Concurrence dans l'industrie agro-alimentaire : une instrumentalisation des acteurs locaux ?

180 MILLIARDS €
Le chiffre d'affaires du secteur agroalimentaire est estimé à près de
180 milliards d'euros en France.

« Médisez, médisez ! Il en restera toujours quelque chose », déplorait l’ancien président Jacques Chirac. Cette maxime semble avoir pris un nouveau sens ces dernières années avec l’émergence dans le monde des affaires du « name and shame ». Ou comment ruiner à moindre frais la réputation d’un concurrent. Des accusations de pratiques favorisant la déforestation en Colombie ont secoué ces dernières semaines le groupe de distribution grupo Éxito, filiale du groupe Casino… avant que les accusateurs ne se rétractent et que l’affaire fasse « pschit » !

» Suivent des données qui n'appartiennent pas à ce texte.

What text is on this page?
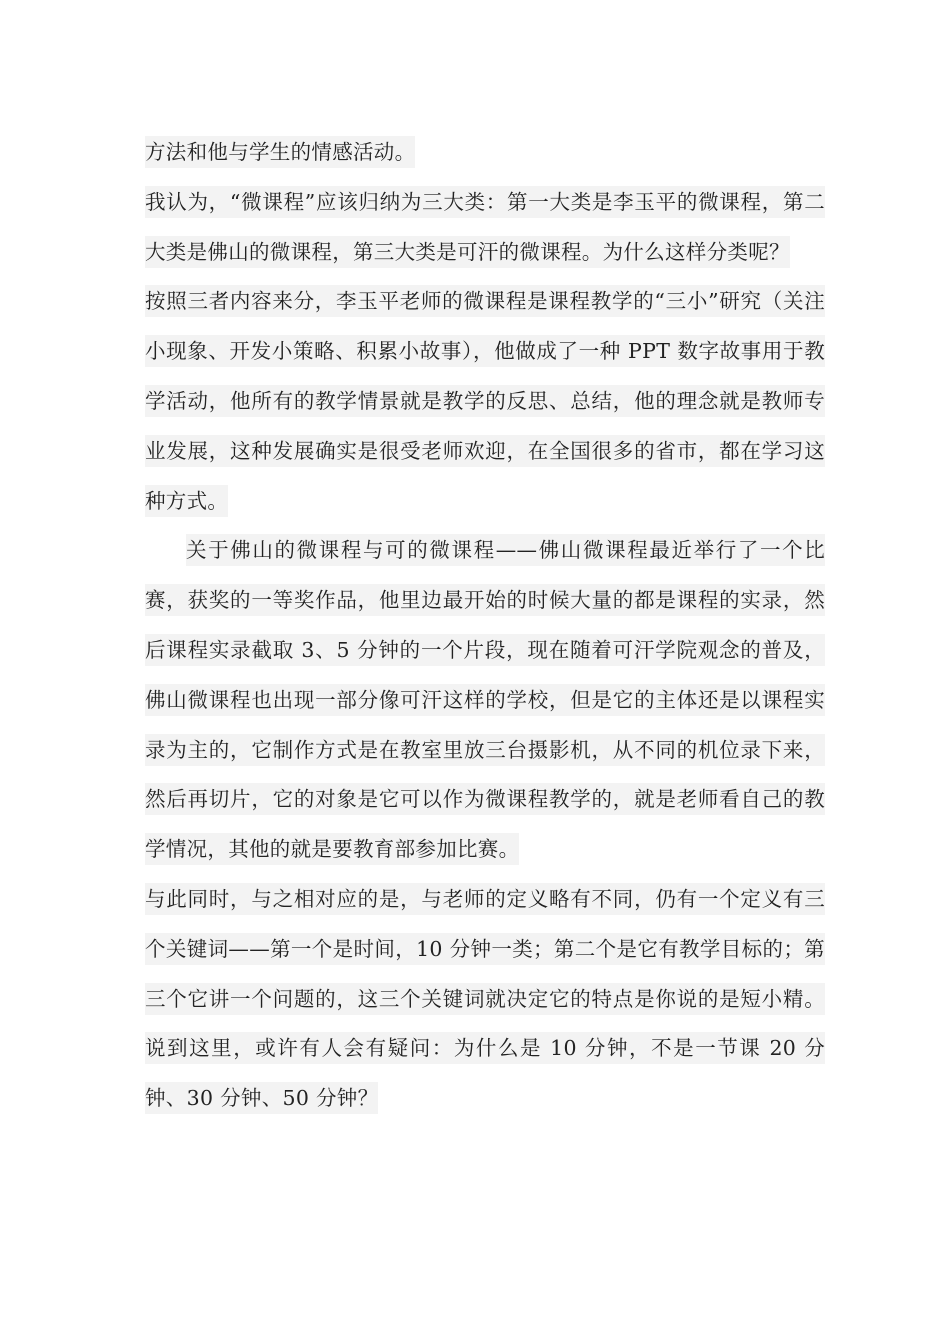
方法和他与学生的情感活动。

我认为，“微课程”应该归纳为三大类：第一大类是李玉平的微课程，第二大类是佛山的微课程，第三大类是可汗的微课程。为什么这样分类呢？

按照三者内容来分，李玉平老师的微课程是课程教学的“三小”研究（关注小现象、开发小策略、积累小故事），他做成了一种 PPT 数字故事用于教学活动，他所有的教学情景就是教学的反思、总结，他的理念就是教师专业发展，这种发展确实是很受老师欢迎，在全国很多的省市，都在学习这种方式。

关于佛山的微课程与可的微课程——佛山微课程最近举行了一个比赛，获奖的一等奖作品，他里边最开始的时候大量的都是课程的实录，然后课程实录截取 3、5 分钟的一个片段，现在随着可汗学院观念的普及，佛山微课程也出现一部分像可汗这样的学校，但是它的主体还是以课程实录为主的，它制作方式是在教室里放三台摄影机，从不同的机位录下来，然后再切片，它的对象是它可以作为微课程教学的，就是老师看自己的教学情况，其他的就是要教育部参加比赛。

与此同时，与之相对应的是，与老师的定义略有不同，仍有一个定义有三个关键词——第一个是时间，10 分钟一类；第二个是它有教学目标的；第三个它讲一个问题的，这三个关键词就决定它的特点是你说的是短小精。说到这里，或许有人会有疑问：为什么是 10 分钟，不是一节课 20 分钟、30 分钟、50 分钟？
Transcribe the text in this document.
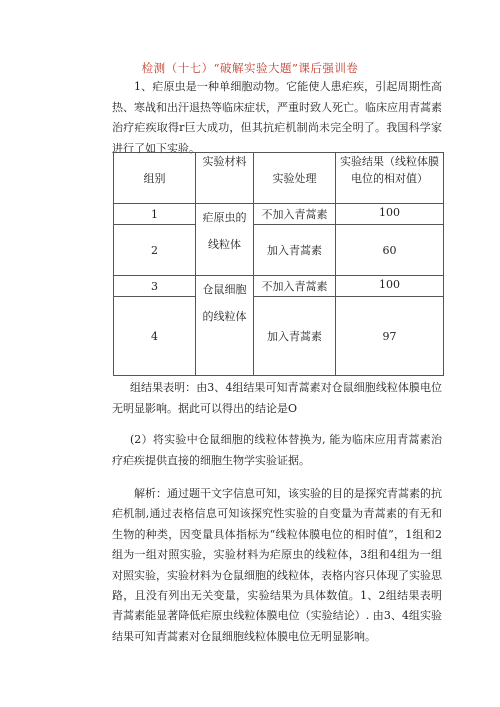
检测（十七）“破解实验大题”课后强训卷

1、疟原虫是一种单细胞动物。它能使人患疟疾，引起周期性高热、寒战和出汗退热等临床症状，严重时致人死亡。临床应用青蒿素治疗疟疾取得r巨大成功，但其抗疟机制尚未完全明了。我国科学家进行了如下实验。

组别	实验材料	实验处理	实验结果（线粒体膜电位的相对值）
1	疟原虫的线粒体	不加入青蒿素	100
2		加入青蒿素	60
3	仓鼠细胞的线粒体	不加入青蒿素	100
4		加入青蒿素	97

组结果表明：由3、4组结果可知青蒿素对仓鼠细胞线粒体膜电位无明显影响。据此可以得出的结论是O

(2）将实验中仓鼠细胞的线粒体替换为, 能为临床应用青蒿素治疗疟疾提供直接的细胞生物学实验证据。

解析：通过题干文字信息可知，该实验的目的是探究青蒿素的抗疟机制,通过表格信息可知该探究性实验的自变量为青蒿素的有无和生物的种类，因变量具体指标为“线粒体膜电位的相时值”，1组和2组为一组对照实验，实验材料为疟原虫的线粒体，3组和4组为一组对照实验，实验材料为仓鼠细胞的线粒体，表格内容只体现了实验思路，且没有列出无关变量，实验结果为具体数值。1、2组结果表明青蒿素能显著降低疟原虫线粒体膜电位（实验结论）. 由3、4组实验结果可知青蒿素对仓鼠细胞线粒体膜电位无明显影响。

Il a suffi du témoignage anonyme d’un fermier colombien dans un rapport de l’ONG environnementale américaine Environmental Investigation Agency (EIA), pour que grupo Éxito, acteur majeur de la distribution en Colombie et filiale du groupe français Casino, se retrouve accusé du pire par l’ONG. Les conclusions du rapport de l’EIA pointaient clairement la responsabilité du groupe de distribution dans des pratiques favorisant la déforestation de l’Amazonie colombienne.

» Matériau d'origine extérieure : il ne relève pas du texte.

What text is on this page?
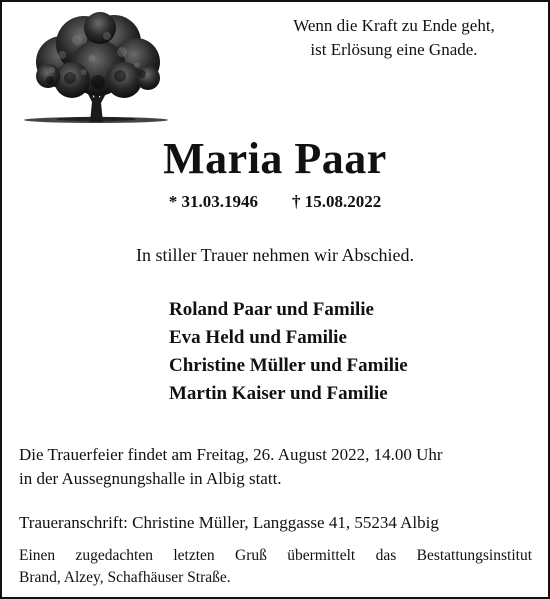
Wenn die Kraft zu Ende geht,
ist Erlösung eine Gnade.
Maria Paar
* 31.03.1946 † 15.08.2022
In stiller Trauer nehmen wir Abschied.
Roland Paar und Familie
Eva Held und Familie
Christine Müller und Familie
Martin Kaiser und Familie
Die Trauerfeier findet am Freitag, 26. August 2022, 14.00 Uhr
in der Aussegnungshalle in Albig statt.
Traueranschrift: Christine Müller, Langgasse 41, 55234 Albig
Einen zugedachten letzten Gruß übermittelt das Bestattungsinstitut
Brand, Alzey, Schafhäuser Straße.
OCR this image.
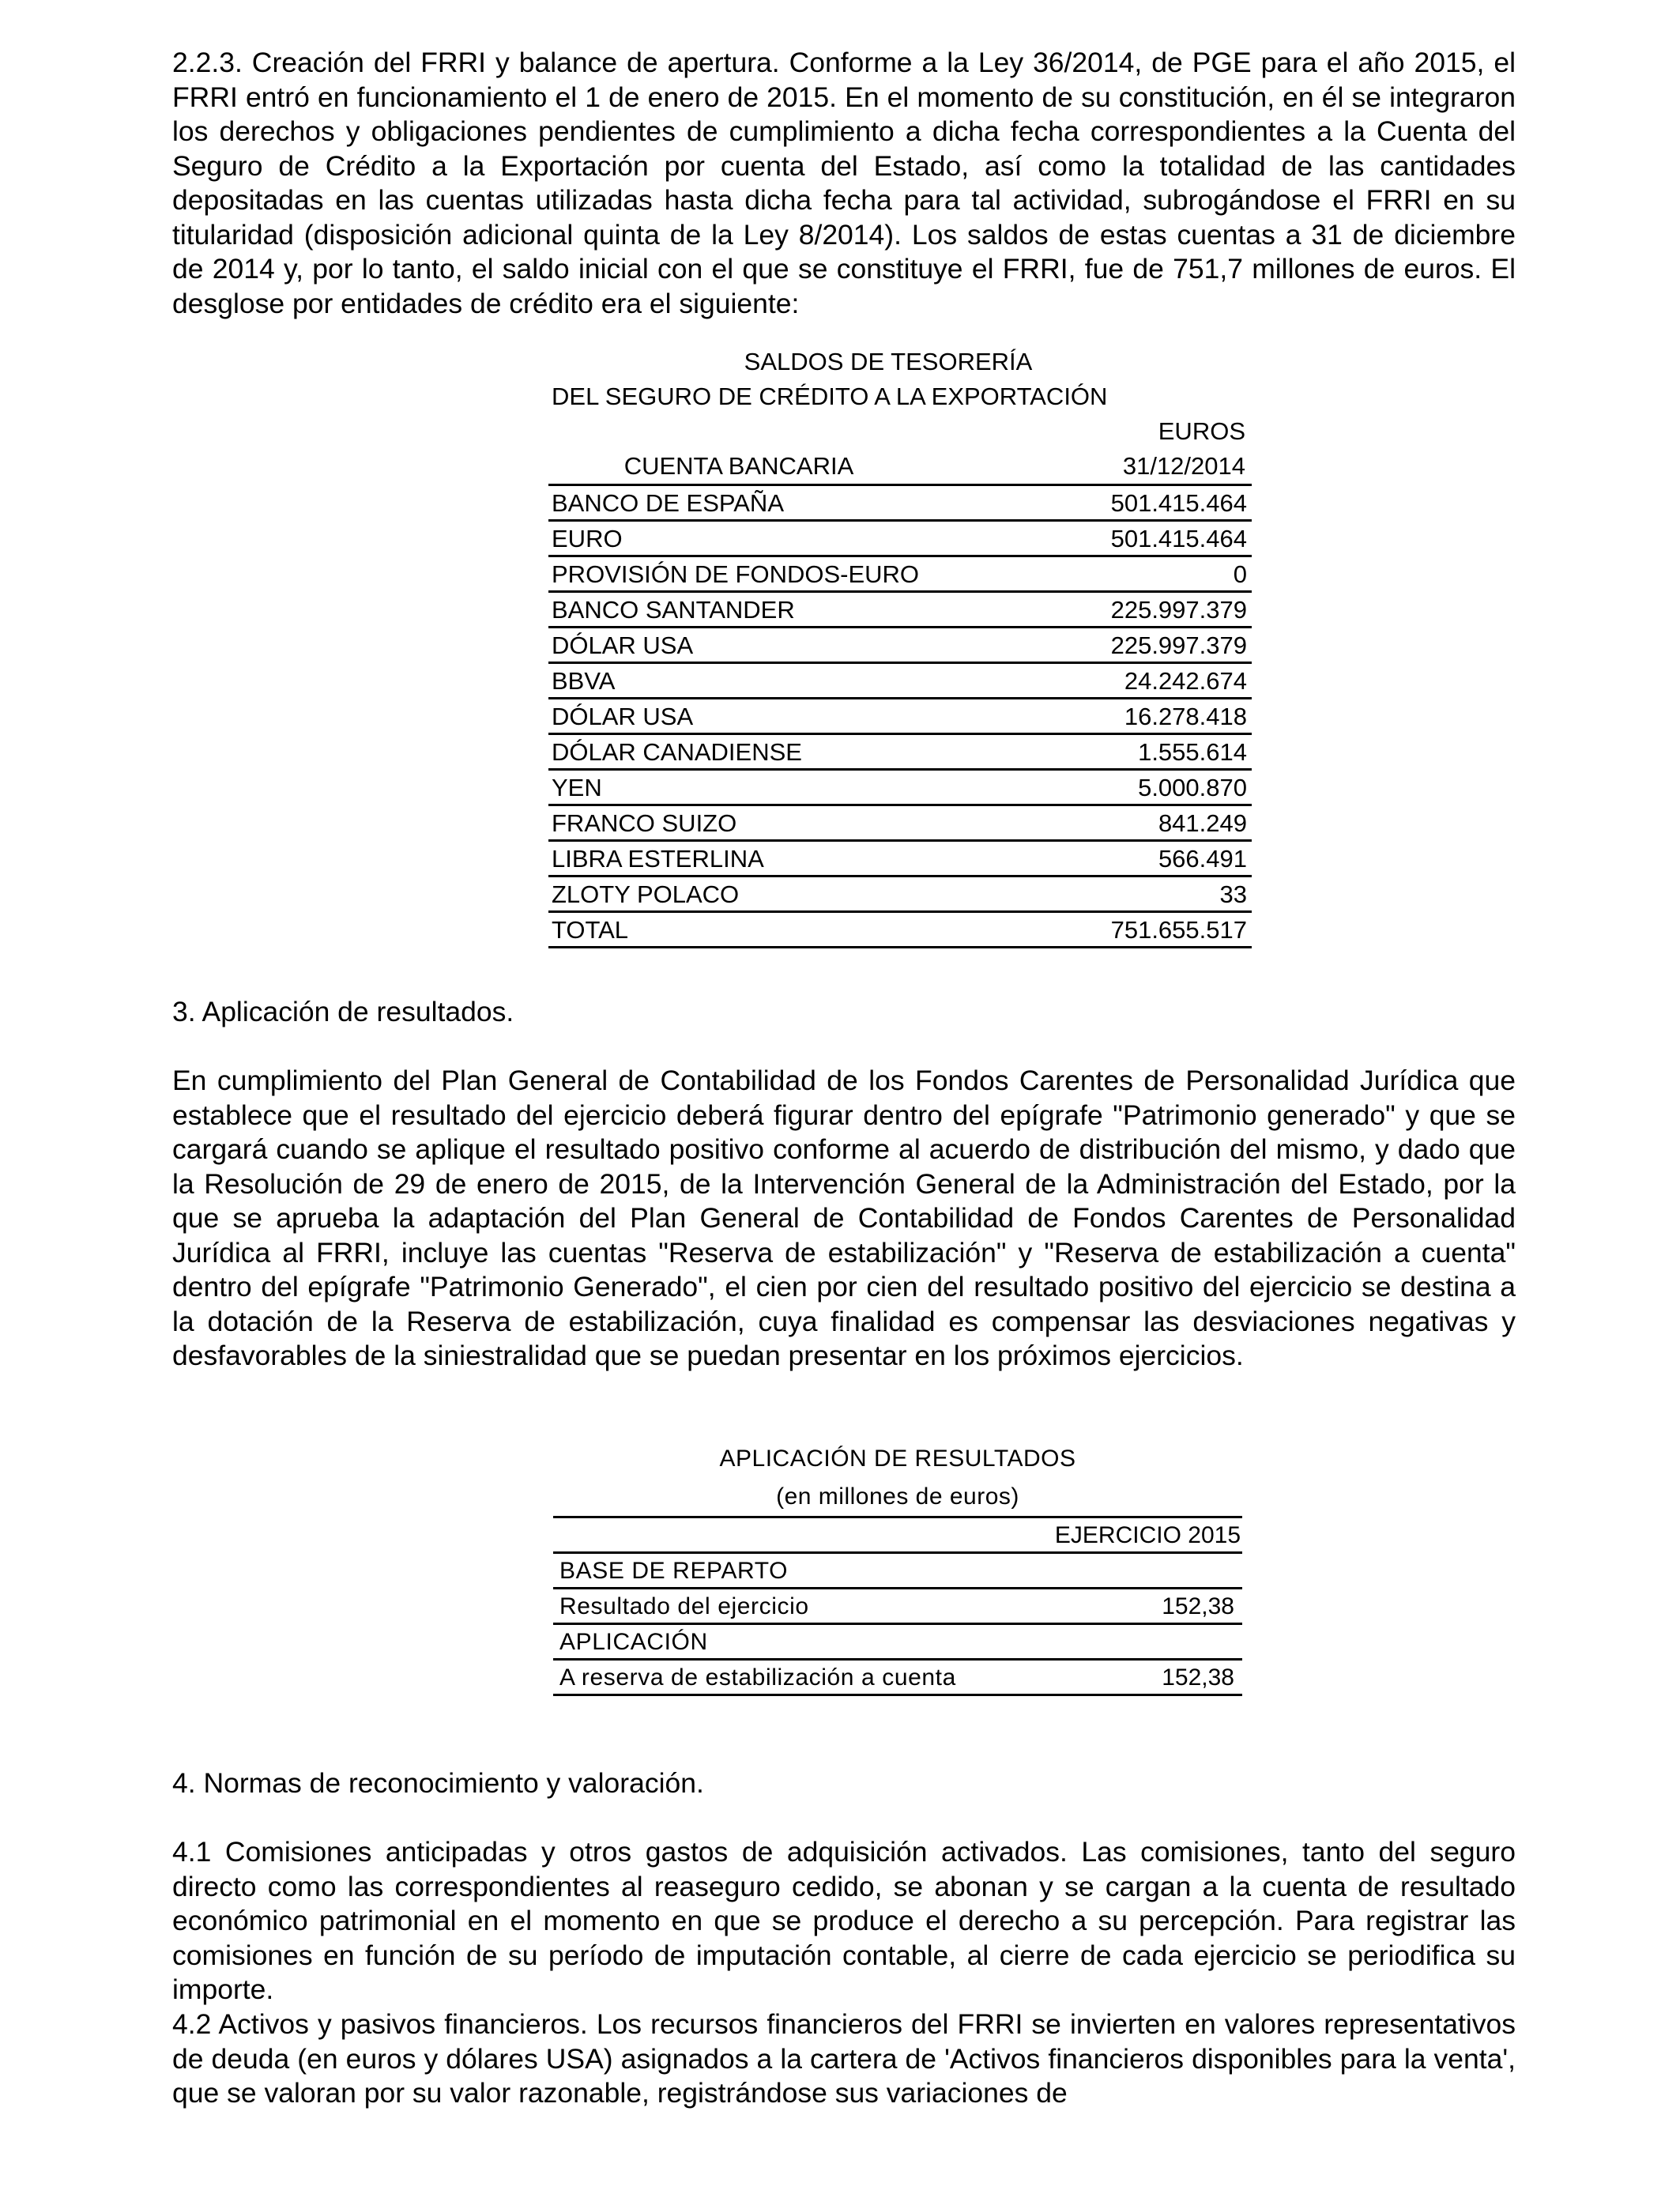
2.2.3. Creación del FRRI y balance de apertura. Conforme a la Ley 36/2014, de PGE para el año 2015, el FRRI entró en funcionamiento el 1 de enero de 2015. En el momento de su constitución, en él se integraron los derechos y obligaciones pendientes de cumplimiento a dicha fecha correspondientes a la Cuenta del Seguro de Crédito a la Exportación por cuenta del Estado, así como la totalidad de las cantidades depositadas en las cuentas utilizadas hasta dicha fecha para tal actividad, subrogándose el FRRI en su titularidad (disposición adicional quinta de la Ley 8/2014). Los saldos de estas cuentas a 31 de diciembre de 2014 y, por lo tanto, el saldo inicial con el que se constituye el FRRI, fue de 751,7 millones de euros. El desglose por entidades de crédito era el siguiente:

SALDOS DE TESORERÍA
DEL SEGURO DE CRÉDITO A LA EXPORTACIÓN
EUROS
CUENTA BANCARIA	31/12/2014
BANCO DE ESPAÑA	501.415.464
EURO	501.415.464
PROVISIÓN DE FONDOS-EURO	0
BANCO SANTANDER	225.997.379
DÓLAR USA	225.997.379
BBVA	24.242.674
DÓLAR USA	16.278.418
DÓLAR CANADIENSE	1.555.614
YEN	5.000.870
FRANCO SUIZO	841.249
LIBRA ESTERLINA	566.491
ZLOTY POLACO	33
TOTAL	751.655.517

3. Aplicación de resultados.

En cumplimiento del Plan General de Contabilidad de los Fondos Carentes de Personalidad Jurídica que establece que el resultado del ejercicio deberá figurar dentro del epígrafe "Patrimonio generado" y que se cargará cuando se aplique el resultado positivo conforme al acuerdo de distribución del mismo, y dado que la Resolución de 29 de enero de 2015, de la Intervención General de la Administración del Estado, por la que se aprueba la adaptación del Plan General de Contabilidad de Fondos Carentes de Personalidad Jurídica al FRRI, incluye las cuentas "Reserva de estabilización" y "Reserva de estabilización a cuenta" dentro del epígrafe "Patrimonio Generado", el cien por cien del resultado positivo del ejercicio se destina a la dotación de la Reserva de estabilización, cuya finalidad es compensar las desviaciones negativas y desfavorables de la siniestralidad que se puedan presentar en los próximos ejercicios.

APLICACIÓN DE RESULTADOS
(en millones de euros)
EJERCICIO 2015
BASE DE REPARTO
Resultado del ejercicio	152,38
APLICACIÓN
A reserva de estabilización a cuenta	152,38

4. Normas de reconocimiento y valoración.

4.1 Comisiones anticipadas y otros gastos de adquisición activados. Las comisiones, tanto del seguro directo como las correspondientes al reaseguro cedido, se abonan y se cargan a la cuenta de resultado económico patrimonial en el momento en que se produce el derecho a su percepción. Para registrar las comisiones en función de su período de imputación contable, al cierre de cada ejercicio se periodifica su importe.

4.2 Activos y pasivos financieros. Los recursos financieros del FRRI se invierten en valores representativos de deuda (en euros y dólares USA) asignados a la cartera de 'Activos financieros disponibles para la venta', que se valoran por su valor razonable, registrándose sus variaciones de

Les médias colombiens se sont saisis de l’affaire et les journalistes du quotidien El Tiempo sont parvenus à retrouver le fermier mentionné dans le rapport de l’EIA, qui y affirmait être un fournisseur de bœuf de grupo Éxito alors que ses troupeaux se trouvaient sur des parcelles illégales dans un parc national de la forêt amazonienne. Or, selon El Tiempo, le fermier en question n’a jamais été fournisseur de grupo Éxito, et les lots de viande mentionnés dans le rapport de l’EIA comme provenant de pâturages illégaux ont pu être tracés vers d’autres régions et sur des parcelles légales.

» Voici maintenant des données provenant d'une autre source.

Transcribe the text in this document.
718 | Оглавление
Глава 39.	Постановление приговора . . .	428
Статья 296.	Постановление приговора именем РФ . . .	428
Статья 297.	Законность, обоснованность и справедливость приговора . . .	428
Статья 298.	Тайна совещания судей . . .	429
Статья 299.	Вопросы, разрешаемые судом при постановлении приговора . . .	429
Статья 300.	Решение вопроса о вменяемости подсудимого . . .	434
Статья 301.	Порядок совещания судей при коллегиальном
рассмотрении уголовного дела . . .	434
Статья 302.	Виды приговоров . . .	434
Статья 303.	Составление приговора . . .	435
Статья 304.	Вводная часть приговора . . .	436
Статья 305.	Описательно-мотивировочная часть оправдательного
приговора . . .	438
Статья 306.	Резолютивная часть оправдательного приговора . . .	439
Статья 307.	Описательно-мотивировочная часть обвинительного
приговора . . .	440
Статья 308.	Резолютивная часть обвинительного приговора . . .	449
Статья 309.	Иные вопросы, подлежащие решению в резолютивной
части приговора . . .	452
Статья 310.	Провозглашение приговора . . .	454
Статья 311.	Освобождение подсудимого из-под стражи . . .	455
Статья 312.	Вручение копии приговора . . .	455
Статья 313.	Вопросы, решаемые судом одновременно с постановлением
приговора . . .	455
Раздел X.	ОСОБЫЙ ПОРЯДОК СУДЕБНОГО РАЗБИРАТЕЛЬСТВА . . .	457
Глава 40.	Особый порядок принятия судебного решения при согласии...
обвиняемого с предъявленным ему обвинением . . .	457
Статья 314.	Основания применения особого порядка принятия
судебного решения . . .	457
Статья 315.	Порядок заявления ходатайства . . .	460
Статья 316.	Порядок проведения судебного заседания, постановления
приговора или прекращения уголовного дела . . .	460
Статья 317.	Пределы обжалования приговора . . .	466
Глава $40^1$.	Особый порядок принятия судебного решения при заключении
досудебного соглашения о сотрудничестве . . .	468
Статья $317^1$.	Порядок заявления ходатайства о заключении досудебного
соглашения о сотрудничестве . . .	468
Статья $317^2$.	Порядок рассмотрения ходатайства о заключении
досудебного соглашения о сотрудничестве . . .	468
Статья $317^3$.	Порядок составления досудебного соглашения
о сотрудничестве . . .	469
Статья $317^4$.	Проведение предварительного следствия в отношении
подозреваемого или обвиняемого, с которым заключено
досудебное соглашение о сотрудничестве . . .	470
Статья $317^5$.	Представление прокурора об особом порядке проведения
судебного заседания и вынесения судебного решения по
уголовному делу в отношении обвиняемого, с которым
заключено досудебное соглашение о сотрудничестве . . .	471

On peut certes hausser des épaules face aux méthodes plus que contestables d’une ONG prête à lancer toutes les fake news pour faire le buzz, mais on est également en droit de se poser des questions sur la finalité des accusations proférées par le fermier et sur la volonté d’incriminer spécifiquement grupo Éxito par EIA. Est-il seulement question de considérations écologiques et environnementales ou peut-on craindre voir la main de certains acteurs désireux d’affaiblir un concurrent ? Cette question n’a hélas pas de réponse pour l’heure. Le sujet est d’autant plus embarrassant pour EIA, puisque son rapport a rapidement été relayé par plusieurs associations françaises, comme Envol Vert, Notre affaire à tous ou encore France Nature Environnement – jusqu’à l’eurodépuée EELV Marie Toussaint

Ce qui est certain en tout cas, c’est que le fait de lancer des anathèmes sans preuve solide fragilise finalement tous ceux et celles qui se battent jour et nuit pour défendre la forêt amazonienne, dont la destruction est un véritable scandale écologique. Tout le monde est perdant de ce type de manœuvres qui tirent le débat vers le bas et éloignent des vraies questions à régler.

Droit de Réponse de l’ONG environnementale américaine Environmental Investigation Agency (EIA) :

L'EIA confirme les conclusions du rapport et les preuves qu'il contient. Elle se félicite également des réactions du public, du secteur privé et des agences gouvernementales qui reconnaissent les problèmes systémiques de l'élevage illégal en Colombie et la nécessité de réformes dans le secteur et de l'application de la loi.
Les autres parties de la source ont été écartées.